My ability to stay present often comes from what I do for myself in the times that I am not navigating my daughter's tidal wave-like wants and needs. There are no days off as a parent. Weekdays come and go; weekends come and go. Early mornings do not; baby's needs and wants do not. If I neglect to exercise and choose to eat like a nineteen year old living on his own for the first time, I am in a poor state to stay present with my daughter. If I try to go out for drinks with friends and don't get to bed at a decent hour, we both pay the next day. Parenting is much like any discipline I've been a part of; the healthier and more focused I am, the better I preform. In school, in sports, in relationships, in work, in writing, the more present and focused I am, the better I am. And, healthiness doesn't mean never going out for drinks or indulging in hedonistic pleasures. All work and no play can be just as detrimental as Tiger-mom-like structure. What I can't do (and can't really understand how other people do) is be apathetic. Apathy is a downward spiral. The very nature of not being present is not knowing you're not being present. Thus, if I never do the things that keep me present I never get the clarity to look back and critique the times I wasn't being present and suffered for it.

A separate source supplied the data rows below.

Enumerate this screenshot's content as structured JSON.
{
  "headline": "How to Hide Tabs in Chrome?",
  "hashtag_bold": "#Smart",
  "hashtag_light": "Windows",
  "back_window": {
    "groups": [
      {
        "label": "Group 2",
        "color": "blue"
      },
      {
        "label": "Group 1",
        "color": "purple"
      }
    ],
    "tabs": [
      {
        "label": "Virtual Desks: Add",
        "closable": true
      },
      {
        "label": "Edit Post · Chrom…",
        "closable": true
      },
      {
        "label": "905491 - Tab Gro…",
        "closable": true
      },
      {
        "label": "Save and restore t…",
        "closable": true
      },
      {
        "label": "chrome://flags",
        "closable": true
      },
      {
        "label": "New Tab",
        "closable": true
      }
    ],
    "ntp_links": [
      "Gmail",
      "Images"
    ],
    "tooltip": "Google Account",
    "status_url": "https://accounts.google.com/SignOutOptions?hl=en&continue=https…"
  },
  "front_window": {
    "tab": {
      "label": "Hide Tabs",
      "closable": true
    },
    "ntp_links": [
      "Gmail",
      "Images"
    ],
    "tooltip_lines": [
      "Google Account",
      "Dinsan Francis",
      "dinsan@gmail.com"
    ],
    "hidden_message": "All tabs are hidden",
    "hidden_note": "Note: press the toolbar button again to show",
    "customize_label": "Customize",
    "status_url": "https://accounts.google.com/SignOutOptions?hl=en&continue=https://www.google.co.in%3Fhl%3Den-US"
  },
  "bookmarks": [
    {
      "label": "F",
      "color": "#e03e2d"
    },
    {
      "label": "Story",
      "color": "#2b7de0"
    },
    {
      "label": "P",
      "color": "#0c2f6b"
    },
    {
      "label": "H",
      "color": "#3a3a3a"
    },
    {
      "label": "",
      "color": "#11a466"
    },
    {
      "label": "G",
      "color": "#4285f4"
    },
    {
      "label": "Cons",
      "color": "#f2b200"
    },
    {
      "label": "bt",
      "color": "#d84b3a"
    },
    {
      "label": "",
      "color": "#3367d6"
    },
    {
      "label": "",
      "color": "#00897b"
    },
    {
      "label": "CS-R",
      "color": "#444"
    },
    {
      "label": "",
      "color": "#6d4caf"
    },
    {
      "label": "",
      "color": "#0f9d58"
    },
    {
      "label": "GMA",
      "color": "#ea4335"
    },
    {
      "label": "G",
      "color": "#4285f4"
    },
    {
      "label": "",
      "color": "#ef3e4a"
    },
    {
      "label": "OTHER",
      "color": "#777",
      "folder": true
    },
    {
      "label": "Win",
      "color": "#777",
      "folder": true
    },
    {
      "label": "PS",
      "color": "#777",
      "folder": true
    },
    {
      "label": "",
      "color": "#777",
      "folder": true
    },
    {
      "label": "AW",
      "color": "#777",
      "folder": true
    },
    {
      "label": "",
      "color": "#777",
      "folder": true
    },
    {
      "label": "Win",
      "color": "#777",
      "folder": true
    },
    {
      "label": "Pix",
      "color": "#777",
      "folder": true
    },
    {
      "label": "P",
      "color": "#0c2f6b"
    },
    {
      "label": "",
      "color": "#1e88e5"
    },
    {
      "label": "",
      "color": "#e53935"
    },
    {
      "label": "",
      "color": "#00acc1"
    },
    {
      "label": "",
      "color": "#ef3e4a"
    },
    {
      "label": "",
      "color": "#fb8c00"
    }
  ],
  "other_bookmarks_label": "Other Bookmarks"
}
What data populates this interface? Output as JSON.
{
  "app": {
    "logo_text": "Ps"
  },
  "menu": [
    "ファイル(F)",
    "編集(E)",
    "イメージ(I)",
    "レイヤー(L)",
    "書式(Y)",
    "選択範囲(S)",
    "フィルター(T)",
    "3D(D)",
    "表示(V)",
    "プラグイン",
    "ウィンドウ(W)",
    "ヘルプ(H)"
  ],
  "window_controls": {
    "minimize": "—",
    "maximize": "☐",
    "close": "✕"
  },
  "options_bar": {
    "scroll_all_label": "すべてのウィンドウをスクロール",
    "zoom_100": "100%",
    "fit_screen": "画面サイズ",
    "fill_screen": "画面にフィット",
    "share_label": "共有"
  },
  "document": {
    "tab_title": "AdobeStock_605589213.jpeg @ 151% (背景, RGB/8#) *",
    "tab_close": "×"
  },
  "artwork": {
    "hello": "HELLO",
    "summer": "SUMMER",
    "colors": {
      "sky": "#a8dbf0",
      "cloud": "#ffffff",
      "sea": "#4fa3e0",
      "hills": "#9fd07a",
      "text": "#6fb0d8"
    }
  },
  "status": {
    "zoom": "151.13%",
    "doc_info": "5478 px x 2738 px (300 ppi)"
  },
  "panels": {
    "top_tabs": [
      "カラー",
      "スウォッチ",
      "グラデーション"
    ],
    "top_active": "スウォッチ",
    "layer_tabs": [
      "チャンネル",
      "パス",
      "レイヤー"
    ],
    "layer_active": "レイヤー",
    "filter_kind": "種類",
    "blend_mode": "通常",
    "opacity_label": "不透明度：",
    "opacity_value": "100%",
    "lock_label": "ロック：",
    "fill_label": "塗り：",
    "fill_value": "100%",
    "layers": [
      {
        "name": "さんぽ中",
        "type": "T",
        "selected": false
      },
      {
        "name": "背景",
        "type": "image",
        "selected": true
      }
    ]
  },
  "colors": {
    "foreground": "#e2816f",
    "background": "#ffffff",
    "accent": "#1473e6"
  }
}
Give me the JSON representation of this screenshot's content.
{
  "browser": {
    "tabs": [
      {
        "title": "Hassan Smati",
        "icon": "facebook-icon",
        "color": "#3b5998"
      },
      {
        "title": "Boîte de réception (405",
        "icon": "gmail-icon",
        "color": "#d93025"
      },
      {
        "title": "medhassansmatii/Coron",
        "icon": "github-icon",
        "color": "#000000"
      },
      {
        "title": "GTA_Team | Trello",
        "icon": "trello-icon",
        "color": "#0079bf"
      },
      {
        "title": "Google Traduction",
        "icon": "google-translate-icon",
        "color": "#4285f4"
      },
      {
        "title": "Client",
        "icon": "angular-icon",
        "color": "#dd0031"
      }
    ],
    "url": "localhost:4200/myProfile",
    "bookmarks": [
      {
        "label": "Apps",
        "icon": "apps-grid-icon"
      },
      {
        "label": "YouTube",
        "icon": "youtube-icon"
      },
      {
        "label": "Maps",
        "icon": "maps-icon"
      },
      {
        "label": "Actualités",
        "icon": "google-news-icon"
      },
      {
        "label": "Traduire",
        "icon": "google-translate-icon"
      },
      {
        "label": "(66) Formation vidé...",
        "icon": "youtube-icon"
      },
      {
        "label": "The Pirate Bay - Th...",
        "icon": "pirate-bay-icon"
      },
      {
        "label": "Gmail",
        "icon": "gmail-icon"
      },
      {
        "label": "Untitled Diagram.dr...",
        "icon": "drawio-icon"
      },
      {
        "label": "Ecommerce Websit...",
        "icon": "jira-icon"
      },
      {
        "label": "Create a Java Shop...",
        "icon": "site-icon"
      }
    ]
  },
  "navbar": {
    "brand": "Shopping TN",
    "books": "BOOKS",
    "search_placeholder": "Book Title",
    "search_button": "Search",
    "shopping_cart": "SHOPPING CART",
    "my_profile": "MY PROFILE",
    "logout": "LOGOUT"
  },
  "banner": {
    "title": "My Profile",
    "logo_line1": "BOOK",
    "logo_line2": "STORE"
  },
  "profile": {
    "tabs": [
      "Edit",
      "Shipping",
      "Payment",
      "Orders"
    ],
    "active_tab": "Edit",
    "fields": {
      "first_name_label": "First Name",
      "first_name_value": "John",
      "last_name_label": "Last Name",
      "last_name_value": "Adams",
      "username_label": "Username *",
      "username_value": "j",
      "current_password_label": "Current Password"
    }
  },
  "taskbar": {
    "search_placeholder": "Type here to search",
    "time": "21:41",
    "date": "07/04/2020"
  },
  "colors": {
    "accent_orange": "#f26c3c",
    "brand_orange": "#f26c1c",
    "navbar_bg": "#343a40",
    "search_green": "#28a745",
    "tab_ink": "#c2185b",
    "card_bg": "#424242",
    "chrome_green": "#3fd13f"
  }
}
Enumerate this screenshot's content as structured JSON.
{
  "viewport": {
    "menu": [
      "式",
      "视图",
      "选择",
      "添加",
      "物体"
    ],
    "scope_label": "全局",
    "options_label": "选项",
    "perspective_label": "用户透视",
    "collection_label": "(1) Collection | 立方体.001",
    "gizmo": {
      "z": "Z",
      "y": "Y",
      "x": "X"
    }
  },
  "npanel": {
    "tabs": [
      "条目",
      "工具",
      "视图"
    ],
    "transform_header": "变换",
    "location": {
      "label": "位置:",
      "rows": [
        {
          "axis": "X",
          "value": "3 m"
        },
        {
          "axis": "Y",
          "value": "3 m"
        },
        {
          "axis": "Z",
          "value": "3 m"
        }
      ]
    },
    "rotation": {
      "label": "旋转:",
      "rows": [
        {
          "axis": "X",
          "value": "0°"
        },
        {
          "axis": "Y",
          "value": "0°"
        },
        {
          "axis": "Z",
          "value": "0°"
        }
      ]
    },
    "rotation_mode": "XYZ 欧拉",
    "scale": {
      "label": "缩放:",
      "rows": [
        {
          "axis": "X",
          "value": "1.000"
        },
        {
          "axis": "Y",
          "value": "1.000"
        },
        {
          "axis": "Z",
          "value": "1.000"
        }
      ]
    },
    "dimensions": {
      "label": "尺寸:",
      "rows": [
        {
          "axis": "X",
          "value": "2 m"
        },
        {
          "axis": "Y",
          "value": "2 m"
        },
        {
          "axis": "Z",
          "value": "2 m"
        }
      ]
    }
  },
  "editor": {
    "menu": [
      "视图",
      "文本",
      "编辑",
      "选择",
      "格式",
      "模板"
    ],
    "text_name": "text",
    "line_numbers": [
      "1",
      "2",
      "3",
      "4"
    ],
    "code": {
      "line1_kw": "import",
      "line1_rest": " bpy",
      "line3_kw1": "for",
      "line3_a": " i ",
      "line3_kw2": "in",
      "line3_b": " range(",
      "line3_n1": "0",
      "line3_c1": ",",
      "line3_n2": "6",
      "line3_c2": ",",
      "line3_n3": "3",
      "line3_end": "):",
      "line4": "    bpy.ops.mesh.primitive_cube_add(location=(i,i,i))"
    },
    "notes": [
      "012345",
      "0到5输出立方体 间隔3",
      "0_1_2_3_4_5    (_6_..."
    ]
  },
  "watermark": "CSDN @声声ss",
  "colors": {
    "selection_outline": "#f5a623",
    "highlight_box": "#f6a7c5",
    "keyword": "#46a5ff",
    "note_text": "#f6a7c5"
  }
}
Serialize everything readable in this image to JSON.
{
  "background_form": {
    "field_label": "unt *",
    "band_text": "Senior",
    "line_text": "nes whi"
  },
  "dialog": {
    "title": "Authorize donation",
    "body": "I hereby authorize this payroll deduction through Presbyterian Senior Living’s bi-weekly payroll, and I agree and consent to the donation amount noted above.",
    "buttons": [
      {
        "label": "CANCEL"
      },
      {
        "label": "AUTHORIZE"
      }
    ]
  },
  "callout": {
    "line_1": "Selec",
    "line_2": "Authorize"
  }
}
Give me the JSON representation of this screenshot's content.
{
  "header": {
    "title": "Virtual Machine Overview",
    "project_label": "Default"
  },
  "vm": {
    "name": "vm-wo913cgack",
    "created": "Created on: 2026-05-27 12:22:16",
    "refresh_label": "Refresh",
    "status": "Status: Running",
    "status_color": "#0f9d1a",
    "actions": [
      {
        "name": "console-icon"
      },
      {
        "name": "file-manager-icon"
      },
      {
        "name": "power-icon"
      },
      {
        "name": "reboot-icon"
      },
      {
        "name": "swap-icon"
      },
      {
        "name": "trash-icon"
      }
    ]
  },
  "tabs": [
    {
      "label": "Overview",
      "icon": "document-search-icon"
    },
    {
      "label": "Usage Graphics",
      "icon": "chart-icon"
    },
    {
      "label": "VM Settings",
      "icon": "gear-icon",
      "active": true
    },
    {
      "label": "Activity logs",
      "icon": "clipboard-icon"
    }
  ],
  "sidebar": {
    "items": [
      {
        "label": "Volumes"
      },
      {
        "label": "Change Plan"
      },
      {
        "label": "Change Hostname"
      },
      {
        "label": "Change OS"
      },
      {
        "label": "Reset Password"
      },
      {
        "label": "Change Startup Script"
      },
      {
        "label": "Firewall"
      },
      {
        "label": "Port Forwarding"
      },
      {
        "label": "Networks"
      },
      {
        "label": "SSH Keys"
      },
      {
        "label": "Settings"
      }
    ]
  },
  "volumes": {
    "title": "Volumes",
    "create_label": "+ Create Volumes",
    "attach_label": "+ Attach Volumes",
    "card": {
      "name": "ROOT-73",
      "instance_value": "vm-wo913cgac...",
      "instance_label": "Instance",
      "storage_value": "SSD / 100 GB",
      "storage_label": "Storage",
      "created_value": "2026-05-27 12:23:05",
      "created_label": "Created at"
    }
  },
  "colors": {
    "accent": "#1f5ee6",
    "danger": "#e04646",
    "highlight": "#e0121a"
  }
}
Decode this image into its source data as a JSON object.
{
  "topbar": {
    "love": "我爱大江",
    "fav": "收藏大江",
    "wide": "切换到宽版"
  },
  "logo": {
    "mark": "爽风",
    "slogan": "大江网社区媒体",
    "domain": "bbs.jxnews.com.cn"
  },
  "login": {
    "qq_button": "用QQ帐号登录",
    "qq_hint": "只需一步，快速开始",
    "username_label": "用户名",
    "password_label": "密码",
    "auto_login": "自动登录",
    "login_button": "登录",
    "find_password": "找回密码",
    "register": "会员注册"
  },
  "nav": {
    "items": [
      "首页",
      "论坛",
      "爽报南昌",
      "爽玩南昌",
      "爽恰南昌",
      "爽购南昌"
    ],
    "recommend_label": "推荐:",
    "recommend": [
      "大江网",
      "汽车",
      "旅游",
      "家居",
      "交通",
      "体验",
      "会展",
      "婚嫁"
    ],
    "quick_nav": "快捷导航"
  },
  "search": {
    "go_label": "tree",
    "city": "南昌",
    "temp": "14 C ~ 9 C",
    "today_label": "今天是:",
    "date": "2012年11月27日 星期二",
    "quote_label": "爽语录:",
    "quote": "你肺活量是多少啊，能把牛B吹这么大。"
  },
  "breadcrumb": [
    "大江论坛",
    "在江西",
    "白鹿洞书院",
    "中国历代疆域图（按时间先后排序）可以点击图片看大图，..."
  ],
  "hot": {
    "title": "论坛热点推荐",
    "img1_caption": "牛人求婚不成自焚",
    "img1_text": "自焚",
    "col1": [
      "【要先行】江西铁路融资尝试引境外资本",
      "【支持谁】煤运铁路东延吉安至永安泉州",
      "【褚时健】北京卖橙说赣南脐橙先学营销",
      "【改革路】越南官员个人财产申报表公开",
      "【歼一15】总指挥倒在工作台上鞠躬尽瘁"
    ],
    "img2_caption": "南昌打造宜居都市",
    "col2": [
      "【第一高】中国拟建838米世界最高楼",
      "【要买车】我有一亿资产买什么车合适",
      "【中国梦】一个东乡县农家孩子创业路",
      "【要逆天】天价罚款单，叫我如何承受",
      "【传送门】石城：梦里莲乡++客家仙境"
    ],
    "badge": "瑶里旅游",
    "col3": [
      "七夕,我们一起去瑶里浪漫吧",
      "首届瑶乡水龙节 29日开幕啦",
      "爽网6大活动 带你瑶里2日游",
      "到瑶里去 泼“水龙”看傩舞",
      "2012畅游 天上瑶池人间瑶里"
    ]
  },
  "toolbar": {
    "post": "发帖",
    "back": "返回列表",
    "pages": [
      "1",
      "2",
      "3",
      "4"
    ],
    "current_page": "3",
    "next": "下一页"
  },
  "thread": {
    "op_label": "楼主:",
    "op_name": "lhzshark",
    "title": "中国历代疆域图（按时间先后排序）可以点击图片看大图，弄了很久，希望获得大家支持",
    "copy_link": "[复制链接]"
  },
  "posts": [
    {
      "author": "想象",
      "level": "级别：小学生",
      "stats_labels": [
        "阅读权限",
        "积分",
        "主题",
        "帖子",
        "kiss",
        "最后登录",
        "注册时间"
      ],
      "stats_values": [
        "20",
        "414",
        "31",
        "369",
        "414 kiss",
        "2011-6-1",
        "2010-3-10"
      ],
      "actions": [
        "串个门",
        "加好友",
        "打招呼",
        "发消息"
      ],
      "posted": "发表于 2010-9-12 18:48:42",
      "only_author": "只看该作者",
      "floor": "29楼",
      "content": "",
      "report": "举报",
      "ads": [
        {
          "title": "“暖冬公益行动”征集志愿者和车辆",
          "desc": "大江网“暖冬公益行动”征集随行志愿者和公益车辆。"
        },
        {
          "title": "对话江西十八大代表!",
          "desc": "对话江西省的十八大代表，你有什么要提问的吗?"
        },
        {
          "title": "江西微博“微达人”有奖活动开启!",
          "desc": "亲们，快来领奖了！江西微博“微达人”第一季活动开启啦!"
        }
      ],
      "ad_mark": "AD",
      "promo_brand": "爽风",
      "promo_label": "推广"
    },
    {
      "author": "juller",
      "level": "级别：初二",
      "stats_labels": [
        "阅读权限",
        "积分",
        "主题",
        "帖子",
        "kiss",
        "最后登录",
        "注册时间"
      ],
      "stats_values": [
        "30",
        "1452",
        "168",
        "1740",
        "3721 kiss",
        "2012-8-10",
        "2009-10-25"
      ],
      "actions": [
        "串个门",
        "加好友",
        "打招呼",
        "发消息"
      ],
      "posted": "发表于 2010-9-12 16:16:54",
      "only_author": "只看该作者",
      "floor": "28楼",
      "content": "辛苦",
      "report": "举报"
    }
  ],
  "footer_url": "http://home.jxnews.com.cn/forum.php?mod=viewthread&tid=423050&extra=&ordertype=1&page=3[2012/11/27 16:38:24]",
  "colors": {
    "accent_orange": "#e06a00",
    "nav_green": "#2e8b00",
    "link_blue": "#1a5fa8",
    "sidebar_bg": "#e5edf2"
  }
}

In noticing the connection between self-awareness and parenting I have become more aware of the connection between presence in the moment and all things in my life. Hanging onto an emotion I was having five minutes before while writing a frustrated email to a customer service department when I am currently presented with the opportunity to go for a run is pointless and unhelpful. Ruminating over shortcomings only gets in the way of overcoming those shortcomings. I have to thank my daughter for these lessons. She's a Zen Master without even trying. She feels things fully and authentically and lets them go immediately to move to the next moment. I miss a few shots in a basketball game and I'm in a funk the rest of the game. She slams her head into a wall and thirty seconds later she's chasing me down the hallway laughing hysterically. So, in this regard, I have many things to learn from my underdeveloped offspring. In the meantime, I can only strive to focus on my own state-of-being and respond appropriately to the toddler-ness of my toddler.